Beth Abraham Center for Rehabilitation and Nursing is a medical facility in Bronx, New York, which was founded as the Beth Abraham Home for Incurables. It was originally a long-term residential care facility, but was later expanded to include rehabilitation services.

==History==
Bertha Alperstein founded Beth Abraham in memory of her late husband Avraham Eliezer Alperstein.

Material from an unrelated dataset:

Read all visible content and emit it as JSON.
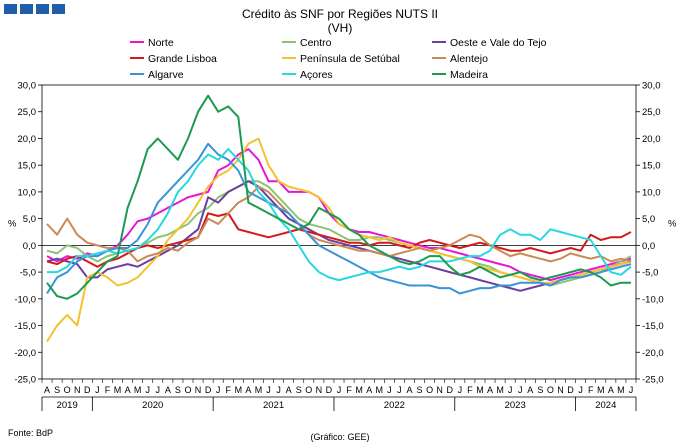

The property was acquired in January 1920 for $115,000, and the new hospital opened on March 21, 1920. On its fifth anniversary, the hospital celebrated the opening of a new building costing $500,000 which increased its total capacity to 225 patients.

In January 1952, the hospital's name was shortened to Beth Abraham Home, owing to developments in "rehabilitative physical and psychological techniques [which gave] patients a chance to advance medically and socially far beyond former concepts of mere custodial care."

In 1963, Beth Abraham began "an active affiliation with a neighboring teaching institution, Montefiore Hospital".

In 1996, The New York Times wrote that "the 520-bed Bronx hospital" was opening new facilities in Westchester County and in Manhattan. Although they also use the name Beth Abraham - Centers Health Care Nursing and Rehabilitation, as of 2021 Montefiore's "Find a Doctor" still lists "Beth Abraham Hospital. 612 Allerton Avenue. Bronx, NY."